‘They sedated me and tied me to a bed’: Student, 19, was forced by her family to have an abortion after being tricked into returning to Pakistan when she got pregnant in Italy
- The 19-year-old had been studying in Verona when she became pregnant
- Farah says she was tricked into returning to Pakistan for her brother’s wedding
- She was then forced her to abort her child and felt ‘scared for her life’
- Rescued by Pakistani police in Islamabad last week and returned to Italy today
A student who was forced to have an abortion after being taken by her family to Pakistan when she got pregnant by her Italian boyfriend has been returned to Italy.
The 19-year-old, identified as Farah, had been studying in Verona when she became pregnant.
Her family tricked her into going back to Pakistan in February and she was only rescued by Pakistani police in Islamabad last week.
‘They sedated me, tied me to a bed and forced me to have an abortion,’ said Farah in text and audio messages she managed to sneak to her friends in Italy, according to Italian news reports.
Farah, 19, has returned to Italy after accusing her family in Pakistan of tricking her to come home and forcing her to have an abortion
She said her parents had tricked her into returning to Pakistan for her brother’s wedding and then forced her to abort her child. She wrote of being afraid for her life.
Farah’s case had attracted a lot of interest in Italy following the recent strangulation death in Pakistan of Sana Cheema, an Italian of Pakistani origin who police suspect was killed by her family because she refused an arranged marriage.
Italy’s foreign minister proudly announced the return to Italy on Thursday.
Farah didn’t have Italian citizenship, only a residency permit. Nevertheless, the foreign ministry activated Italy’s embassy in Islamabad after Verona authorities heard from Farah’s friends that she had been tricked into going home and was forced to have an abortion.
Foreign Minister Angelino Alfano tweeted Thursday that Farah was safely back in Italy, and he thanked Pakistani authorities who had removed Farah from her family’s Lahore-area home and brought her to the Italian embassy in Islamabad.

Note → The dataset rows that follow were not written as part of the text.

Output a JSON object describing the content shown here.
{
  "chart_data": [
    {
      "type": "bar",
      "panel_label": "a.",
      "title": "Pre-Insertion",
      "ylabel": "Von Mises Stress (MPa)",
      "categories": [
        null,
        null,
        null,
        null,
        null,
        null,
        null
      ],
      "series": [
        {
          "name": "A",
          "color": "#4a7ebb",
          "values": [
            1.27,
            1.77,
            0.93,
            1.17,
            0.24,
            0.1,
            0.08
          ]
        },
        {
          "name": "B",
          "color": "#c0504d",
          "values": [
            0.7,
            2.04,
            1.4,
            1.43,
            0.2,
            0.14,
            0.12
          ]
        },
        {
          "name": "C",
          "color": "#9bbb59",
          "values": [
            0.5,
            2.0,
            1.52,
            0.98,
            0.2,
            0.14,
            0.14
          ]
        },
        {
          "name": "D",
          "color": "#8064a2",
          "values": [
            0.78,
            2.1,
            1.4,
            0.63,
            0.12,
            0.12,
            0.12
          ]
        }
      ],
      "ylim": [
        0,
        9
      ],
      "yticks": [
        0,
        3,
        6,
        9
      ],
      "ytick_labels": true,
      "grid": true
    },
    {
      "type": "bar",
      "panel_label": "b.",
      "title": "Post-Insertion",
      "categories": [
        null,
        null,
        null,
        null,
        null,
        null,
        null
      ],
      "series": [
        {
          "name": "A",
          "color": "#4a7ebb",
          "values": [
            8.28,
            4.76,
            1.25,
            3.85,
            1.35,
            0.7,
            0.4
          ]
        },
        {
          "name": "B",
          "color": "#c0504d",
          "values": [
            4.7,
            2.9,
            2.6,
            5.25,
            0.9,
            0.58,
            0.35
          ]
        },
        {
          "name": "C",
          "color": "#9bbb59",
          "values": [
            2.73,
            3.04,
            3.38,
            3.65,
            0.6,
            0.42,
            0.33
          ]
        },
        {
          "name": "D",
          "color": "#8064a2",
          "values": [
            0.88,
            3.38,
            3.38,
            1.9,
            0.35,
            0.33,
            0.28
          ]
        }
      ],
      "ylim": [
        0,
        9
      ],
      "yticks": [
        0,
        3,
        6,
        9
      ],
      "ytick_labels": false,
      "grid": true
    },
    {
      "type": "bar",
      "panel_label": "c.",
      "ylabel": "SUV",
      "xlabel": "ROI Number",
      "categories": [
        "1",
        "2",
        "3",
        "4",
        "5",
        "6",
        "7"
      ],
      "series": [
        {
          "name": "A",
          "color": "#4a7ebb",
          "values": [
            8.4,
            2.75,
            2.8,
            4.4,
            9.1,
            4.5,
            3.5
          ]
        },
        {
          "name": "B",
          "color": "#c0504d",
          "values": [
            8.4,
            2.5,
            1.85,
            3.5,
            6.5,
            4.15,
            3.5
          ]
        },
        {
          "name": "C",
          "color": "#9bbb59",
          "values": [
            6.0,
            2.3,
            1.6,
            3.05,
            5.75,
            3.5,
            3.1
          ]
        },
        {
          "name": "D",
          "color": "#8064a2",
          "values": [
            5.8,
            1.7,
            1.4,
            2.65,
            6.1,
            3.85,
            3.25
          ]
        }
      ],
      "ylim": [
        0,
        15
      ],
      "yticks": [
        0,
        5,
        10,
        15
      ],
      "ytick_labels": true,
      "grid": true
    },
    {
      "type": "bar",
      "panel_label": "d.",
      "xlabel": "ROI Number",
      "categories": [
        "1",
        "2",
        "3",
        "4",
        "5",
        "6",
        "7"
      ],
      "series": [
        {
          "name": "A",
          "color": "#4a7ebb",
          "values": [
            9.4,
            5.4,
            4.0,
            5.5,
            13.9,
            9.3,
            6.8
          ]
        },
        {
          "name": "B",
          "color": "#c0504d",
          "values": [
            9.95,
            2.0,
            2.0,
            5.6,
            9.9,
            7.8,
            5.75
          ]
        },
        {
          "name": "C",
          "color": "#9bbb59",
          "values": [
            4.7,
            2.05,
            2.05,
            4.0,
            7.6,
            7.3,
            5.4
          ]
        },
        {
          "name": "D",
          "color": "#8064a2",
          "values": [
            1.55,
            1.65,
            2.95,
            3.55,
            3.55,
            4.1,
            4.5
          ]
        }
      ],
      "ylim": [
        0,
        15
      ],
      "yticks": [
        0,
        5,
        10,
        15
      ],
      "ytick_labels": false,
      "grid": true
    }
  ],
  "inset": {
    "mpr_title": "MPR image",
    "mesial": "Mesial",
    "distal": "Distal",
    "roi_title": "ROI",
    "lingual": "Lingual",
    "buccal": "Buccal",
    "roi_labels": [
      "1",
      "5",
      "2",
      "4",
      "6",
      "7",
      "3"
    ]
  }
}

Farah’s case had attracted a lot of interest in Italy following the recent strangulation death in Pakistan of Sana Cheema, an Italian of Pakistani origin who police suspect was killed by her family because she refused an arranged marriage
Pakistani policemen walk beside the grave of Italian national of Pakistani origin Sana Cheema, who was allegedly killed by her family members
Alfano had previously said that Italy acted in Farah’s defense as a matter of respecting her human rights and ‘fundamental rights based on the equality of men and women.’
Once in the embassy, Italy arranged for Farah’s Pakistani passport to be renewed – her family had destroyed the one she traveled with – and issued her a visa to return to Italy.
Farah’s case prompted an outpouring of solidarity from Italian politicians from across the political spectrum eager to prevent a repetition of the Cheema case. Verona’s social services office, which had received complaints from Farah previously about her abusive father, guaranteed her needs will be met and safety ensured.
Left-leaning lawmaker Laura Boldrini, the former house speaker, praised Farah for raising her voice and ‘making us understand that when a woman rebels against those who want to oppress her, she will never be left alone.’
Right-wing leader Giorgia Meloni, who has demanded a harsher crackdown on illegal immigrants, went so far as to call for Italy to grant Farah citizenship.